Dilema Kualitas Pendidikan Kesehatan Indonesia

Para tenaga kesehatan diposisikan sebagai buruh yang bekerja di rumah sakit tanpa perlindungan hukum dari serikatnya. Semakin berat beban pelayan kesehatan, dan semakin berdampak negatif-lah pada pelayanan kesehatan yang diberikan kepada masyarakat.

Oleh: Hisnindarsyah, Dokter Spesialis Kelautan, Anggota Tim Advokasi, Hukum dan Kebijakan Regional IDI Jatim, Anggota P2KB IDI Pusat

PELAYANAN kesehatan yang mumpuni dan efektif adalah hal paling mendasar dalam kehidupan masyarakat Indonesia. Meski demikian, sampai saat ini tampaknya praktisi medis masih berkutat dengan masalah kualitas, baik dalam hal pengetahuan teoritis maupun dalam praktik.

Kualitas layanan terutama keselamatan pasien (pasient safety) merupakan standar penting dari outcome suatu layanan kesehatan.

Pertanyaan, bagaimana mencapai kualitas pelayanan yang mengedepankan keselamatan pasien dengan sistem pendidikan kesehatan yang menjamur di mana-mana?

Quality control outcome dari pendidikan kesehatan sangat penting karena terkait dengan harkat hidup orang banyak.
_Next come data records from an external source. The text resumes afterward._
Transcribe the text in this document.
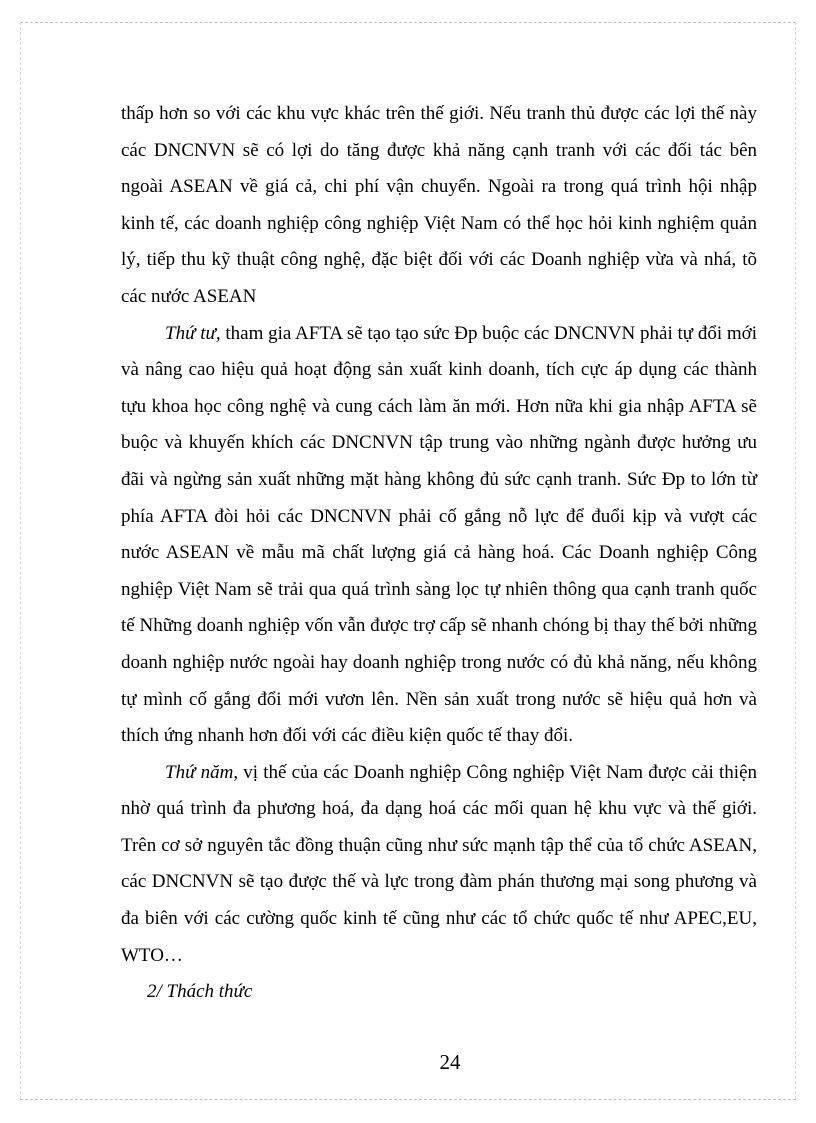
thấp hơn so với các khu vực khác trên thế giới. Nếu tranh thủ được các lợi thế này các DNCNVN sẽ có lợi do tăng được khả năng cạnh tranh với các đối tác bên ngoài ASEAN về giá cả, chi phí vận chuyển. Ngoài ra trong quá trình hội nhập kinh tế, các doanh nghiệp công nghiệp Việt Nam có thể học hỏi kinh nghiệm quản lý, tiếp thu kỹ thuật công nghệ, đặc biệt đối với các Doanh nghiệp vừa và nhá, tõ các nước ASEAN

Thứ tư, tham gia AFTA sẽ tạo tạo sức Đp buộc các DNCNVN phải tự đổi mới và nâng cao hiệu quả hoạt động sản xuất kinh doanh, tích cực áp dụng các thành tựu khoa học công nghệ và cung cách làm ăn mới. Hơn nữa khi gia nhập AFTA sẽ buộc và khuyến khích các DNCNVN tập trung vào những ngành được hưởng ưu đãi và ngừng sản xuất những mặt hàng không đủ sức cạnh tranh. Sức Đp to lớn từ phía AFTA đòi hỏi các DNCNVN phải cố gắng nỗ lực để đuổi kịp và vượt các nước ASEAN về mẫu mã chất lượng giá cả hàng hoá. Các Doanh nghiệp Công nghiệp Việt Nam sẽ trải qua quá trình sàng lọc tự nhiên thông qua cạnh tranh quốc tế Những doanh nghiệp vốn vẫn được trợ cấp sẽ nhanh chóng bị thay thế bởi những doanh nghiệp nước ngoài hay doanh nghiệp trong nước có đủ khả năng, nếu không tự mình cố gắng đổi mới vươn lên. Nền sản xuất trong nước sẽ hiệu quả hơn và thích ứng nhanh hơn đối với các điều kiện quốc tế thay đổi.

Thứ năm, vị thế của các Doanh nghiệp Công nghiệp Việt Nam được cải thiện nhờ quá trình đa phương hoá, đa dạng hoá các mối quan hệ khu vực và thế giới. Trên cơ sở nguyên tắc đồng thuận cũng như sức mạnh tập thể của tổ chức ASEAN, các DNCNVN sẽ tạo được thế và lực trong đàm phán thương mại song phương và đa biên với các cường quốc kinh tế cũng như các tổ chức quốc tế như APEC,EU, WTO…

2/ Thách thức

24
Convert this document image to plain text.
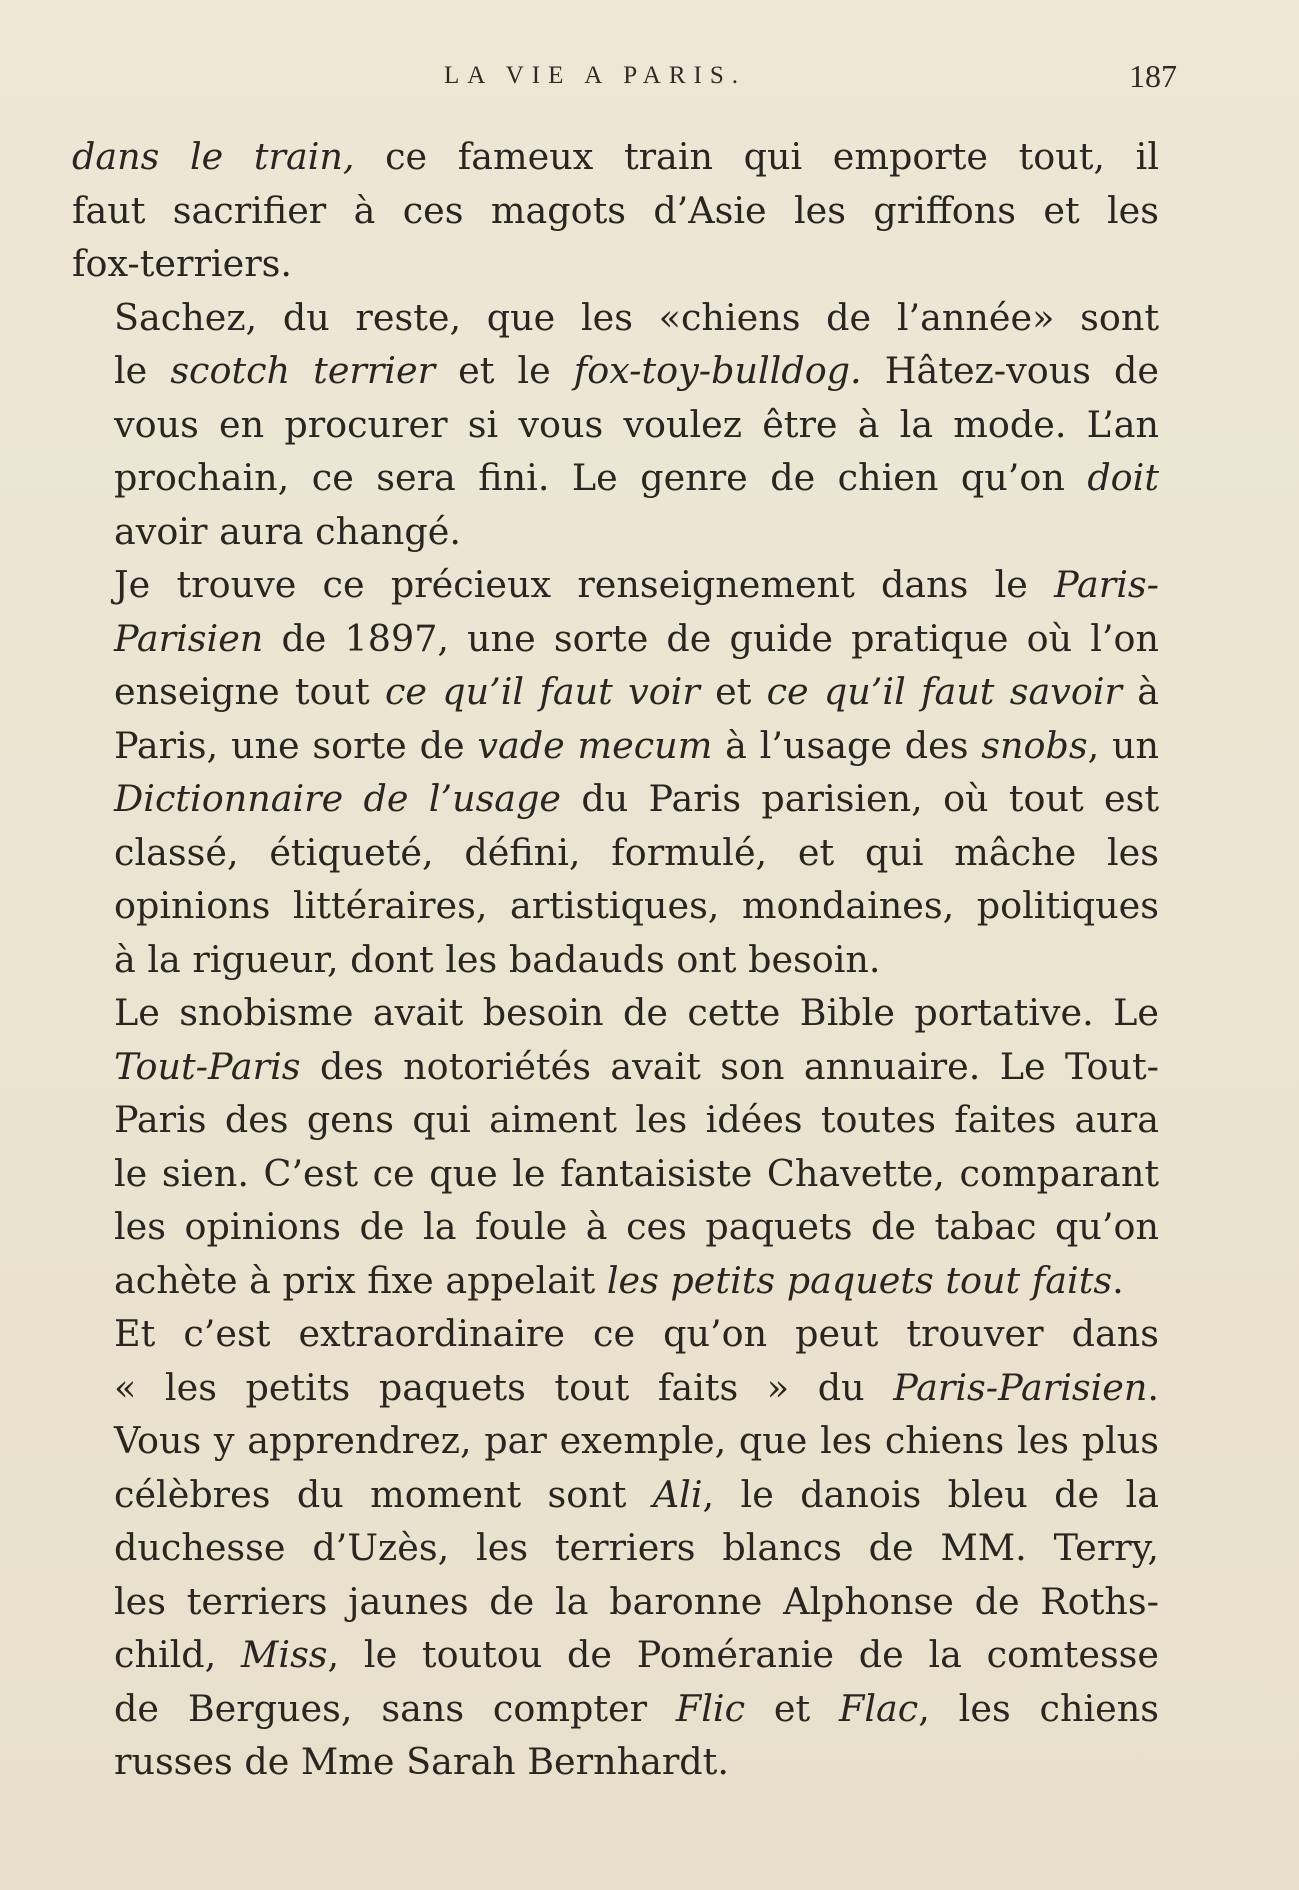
LA VIE A PARIS.	187

dans le train, ce fameux train qui emporte tout, il
faut sacrifier à ces magots d’Asie les griffons et les
fox-terriers.

Sachez, du reste, que les «chiens de l’année» sont
le scotch terrier et le fox-toy-bulldog. Hâtez-vous de
vous en procurer si vous voulez être à la mode. L’an
prochain, ce sera fini. Le genre de chien qu’on doit
avoir aura changé.

Je trouve ce précieux renseignement dans le Paris-
Parisien de 1897, une sorte de guide pratique où l’on
enseigne tout ce qu’il faut voir et ce qu’il faut savoir à
Paris, une sorte de vade mecum à l’usage des snobs, un
Dictionnaire de l’usage du Paris parisien, où tout est
classé, étiqueté, défini, formulé, et qui mâche les
opinions littéraires, artistiques, mondaines, politiques
à la rigueur, dont les badauds ont besoin.

Le snobisme avait besoin de cette Bible portative. Le
Tout-Paris des notoriétés avait son annuaire. Le Tout-
Paris des gens qui aiment les idées toutes faites aura
le sien. C’est ce que le fantaisiste Chavette, comparant
les opinions de la foule à ces paquets de tabac qu’on
achète à prix fixe appelait les petits paquets tout faits.

Et c’est extraordinaire ce qu’on peut trouver dans
« les petits paquets tout faits » du Paris-Parisien.
Vous y apprendrez, par exemple, que les chiens les plus
célèbres du moment sont Ali, le danois bleu de la
duchesse d’Uzès, les terriers blancs de MM. Terry,
les terriers jaunes de la baronne Alphonse de Roths-
child, Miss, le toutou de Poméranie de la comtesse
de Bergues, sans compter Flic et Flac, les chiens
russes de Mme Sarah Bernhardt.
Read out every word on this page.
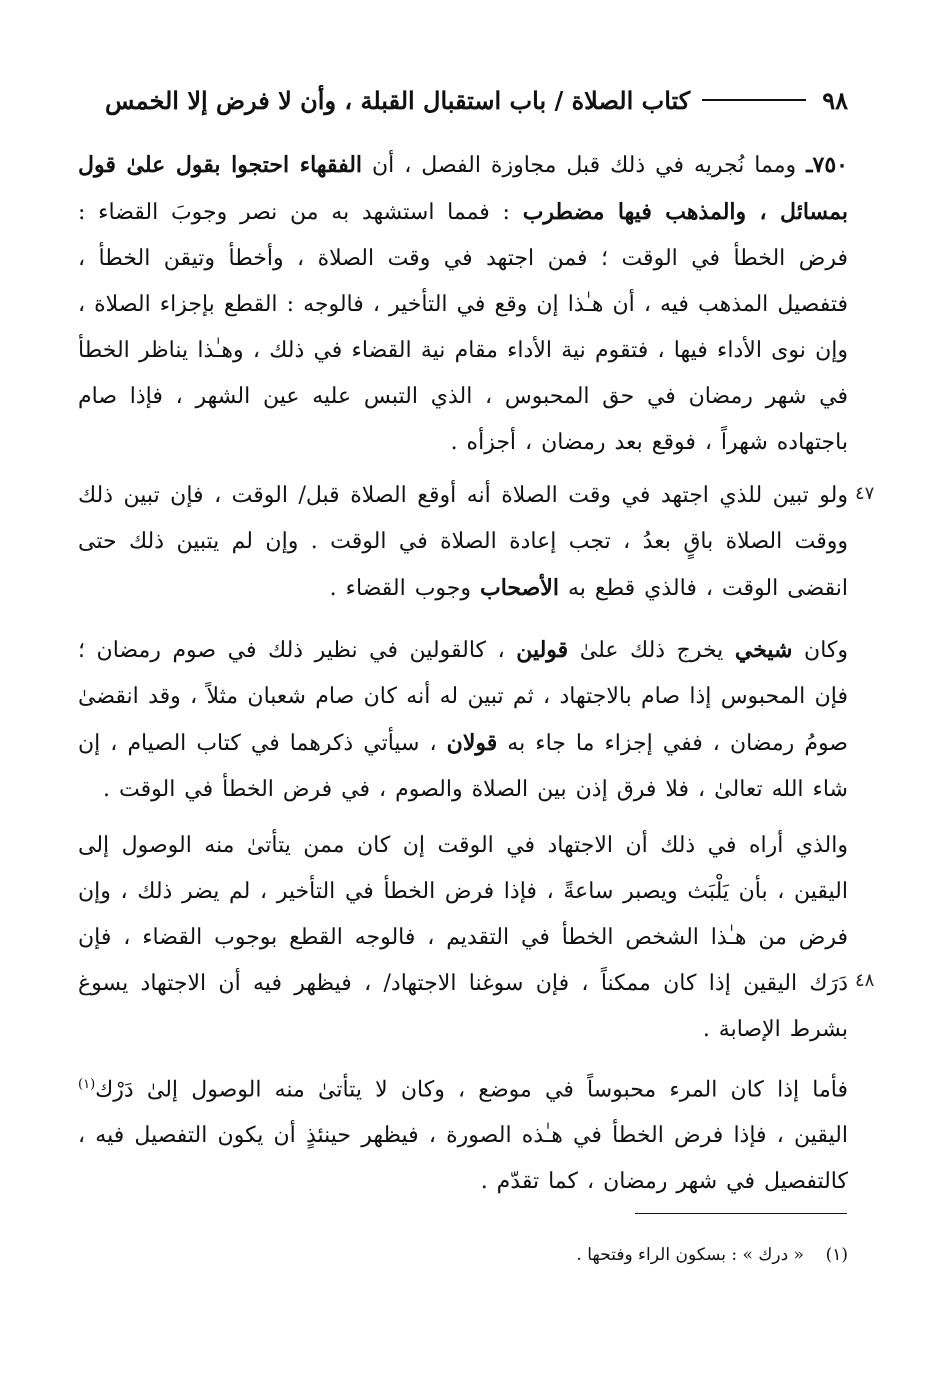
٩٨
كتاب الصلاة / باب استقبال القبلة ، وأن لا فرض إلا الخمس
٧٥٠ـ ومما نُجريه في ذلك قبل مجاوزة الفصل ، أن الفقهاء احتجوا بقول علىٰ قول بمسائل ، والمذهب فيها مضطرب : فمما استشهد به من نصر وجوبَ القضاء : فرض الخطأ في الوقت ؛ فمن اجتهد في وقت الصلاة ، وأخطأ وتيقن الخطأ ، فتفصيل المذهب فيه ، أن هـٰذا إن وقع في التأخير ، فالوجه : القطع بإجزاء الصلاة ، وإن نوى الأداء فيها ، فتقوم نية الأداء مقام نية القضاء في ذلك ، وهـٰذا يناظر الخطأ في شهر رمضان في حق المحبوس ، الذي التبس عليه عين الشهر ، فإذا صام باجتهاده شهراً ، فوقع بعد رمضان ، أجزأه .
٤٧
ولو تبين للذي اجتهد في وقت الصلاة أنه أوقع الصلاة قبل/ الوقت ، فإن تبين ذلك ووقت الصلاة باقٍ بعدُ ، تجب إعادة الصلاة في الوقت . وإن لم يتبين ذلك حتى انقضى الوقت ، فالذي قطع به الأصحاب وجوب القضاء .
وكان شيخي يخرج ذلك علىٰ قولين ، كالقولين في نظير ذلك في صوم رمضان ؛ فإن المحبوس إذا صام بالاجتهاد ، ثم تبين له أنه كان صام شعبان مثلاً ، وقد انقضىٰ صومُ رمضان ، ففي إجزاء ما جاء به قولان ، سيأتي ذكرهما في كتاب الصيام ، إن شاء الله تعالىٰ ، فلا فرق إذن بين الصلاة والصوم ، في فرض الخطأ في الوقت .
٤٨
والذي أراه في ذلك أن الاجتهاد في الوقت إن كان ممن يتأتىٰ منه الوصول إلى اليقين ، بأن يَلْبَث ويصبر ساعةً ، فإذا فرض الخطأ في التأخير ، لم يضر ذلك ، وإن فرض من هـٰذا الشخص الخطأ في التقديم ، فالوجه القطع بوجوب القضاء ، فإن دَرَك اليقين إذا كان ممكناً ، فإن سوغنا الاجتهاد/ ، فيظهر فيه أن الاجتهاد يسوغ بشرط الإصابة .
فأما إذا كان المرء محبوساً في موضع ، وكان لا يتأتىٰ منه الوصول إلىٰ دَرْك$^{(١)}$ اليقين ، فإذا فرض الخطأ في هـٰذه الصورة ، فيظهر حينئذٍ أن يكون التفصيل فيه ، كالتفصيل في شهر رمضان ، كما تقدّم .
(١)    « درك » : بسكون الراء وفتحها .
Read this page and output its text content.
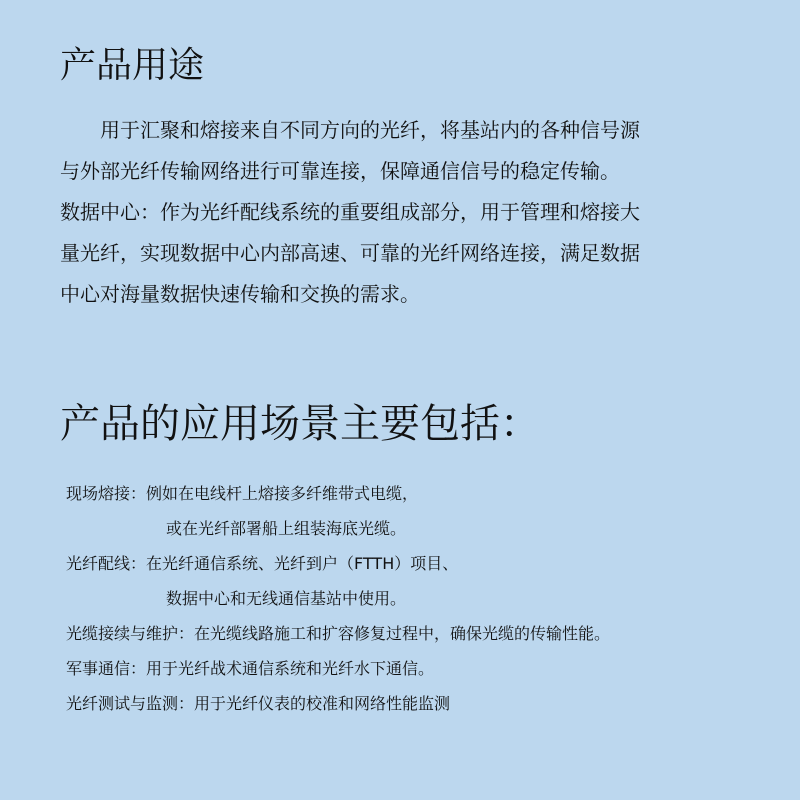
产品用途
用于汇聚和熔接来自不同方向的光纤，将基站内的各种信号源
与外部光纤传输网络进行可靠连接，保障通信信号的稳定传输。
数据中心：作为光纤配线系统的重要组成部分，用于管理和熔接大
量光纤，实现数据中心内部高速、可靠的光纤网络连接，满足数据
中心对海量数据快速传输和交换的需求。
产品的应用场景主要包括：
现场熔接： 例如在电线杆上熔接多纤维带式电缆，
或在光纤部署船上组装海底光缆。
光纤配线： 在光纤通信系统、光纤到户（FTTH）项目、
数据中心和无线通信基站中使用。
光缆接续与维护： 在光缆线路施工和扩容修复过程中，确保光缆的传输性能。
军事通信： 用于光纤战术通信系统和光纤水下通信。
光纤测试与监测： 用于光纤仪表的校准和网络性能监测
Kurang tepatnya dalam pemberian obat, penanganan yang lambat, atau malah terlalu terburu-buru, komunikasi yang berjalan satu arah adalah sebagian kecil keluhan masyarakat saat mengunjungi tempat pelayanan kesehatan.

Anggapan praktisi kesehatan cenderung berorientasi pada keuntungan, yang nyaris menafikan sisi humanistik, mempersulit posisi praktisi medis dalam bertindak. Apalagi regulasi yang baru, sangat jelas menerapkan sanksi pada penanganan medis yang belum tentu merupakan kesalahan profesi medis.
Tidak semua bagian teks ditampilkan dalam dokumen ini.